Features

If basic tuning cannot implement satisfactory performance, you can use the Profiling tool to collect profile data during training and analyze it to accurately locate software and hardware performance bottlenecks, thereby improving the performance analysis efficiency. The tool provides an economical solution for improving service performance.

By default, profile data is not collected during training. If you need to collect and parse profile data, see the procedure in this section.

The following describes the process of collecting and analyzing TensorFlow network profile data.

  1. Collect profile data.
    The profile data of the TensorFlow network can be collected globally or locally.
    • Global collection: collect the profile data of all behaviors executed by graphs. The data size is large.
    • Local collection: collect the profile data of a specified subgraph or step.

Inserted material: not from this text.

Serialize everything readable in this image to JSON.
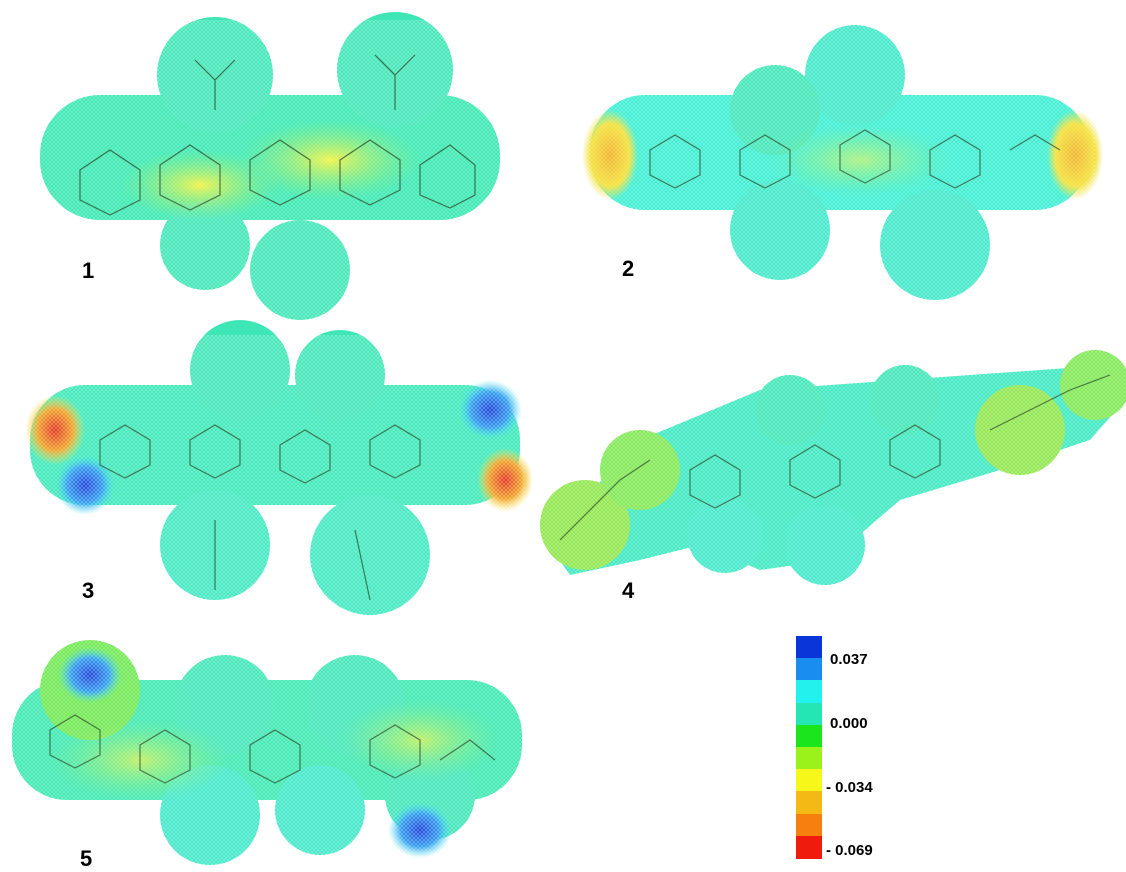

    To collect data globally, you can either modify the training script and configure the enable_profiling parameter (see Methods for Modifying the Training Script), or set the environment variable PROFILING_MODE (see Using Environment Variables). enable_profiling is prior to PROFILING_MODE.

    To collect data locally, you can call the Profiler class in TF Adapter 1.x through the with statement and put the operations that require profile data collection into the Profiler class. For details, see Collecting Profile Data Locally.

  2. Parse and export profile data.

    Regardless of the collection mode, you can use the msprof command line to parse the profile data and export the parsing result to a specified directory. For details, see Parsing and Exporting Profile Data.

  3. Analyze the profile data.

    You can analyze the timeline and summary files obtained by parsing the profile data to identify performance bottlenecks. For typical analysis examples, see Analyzing Profile Data.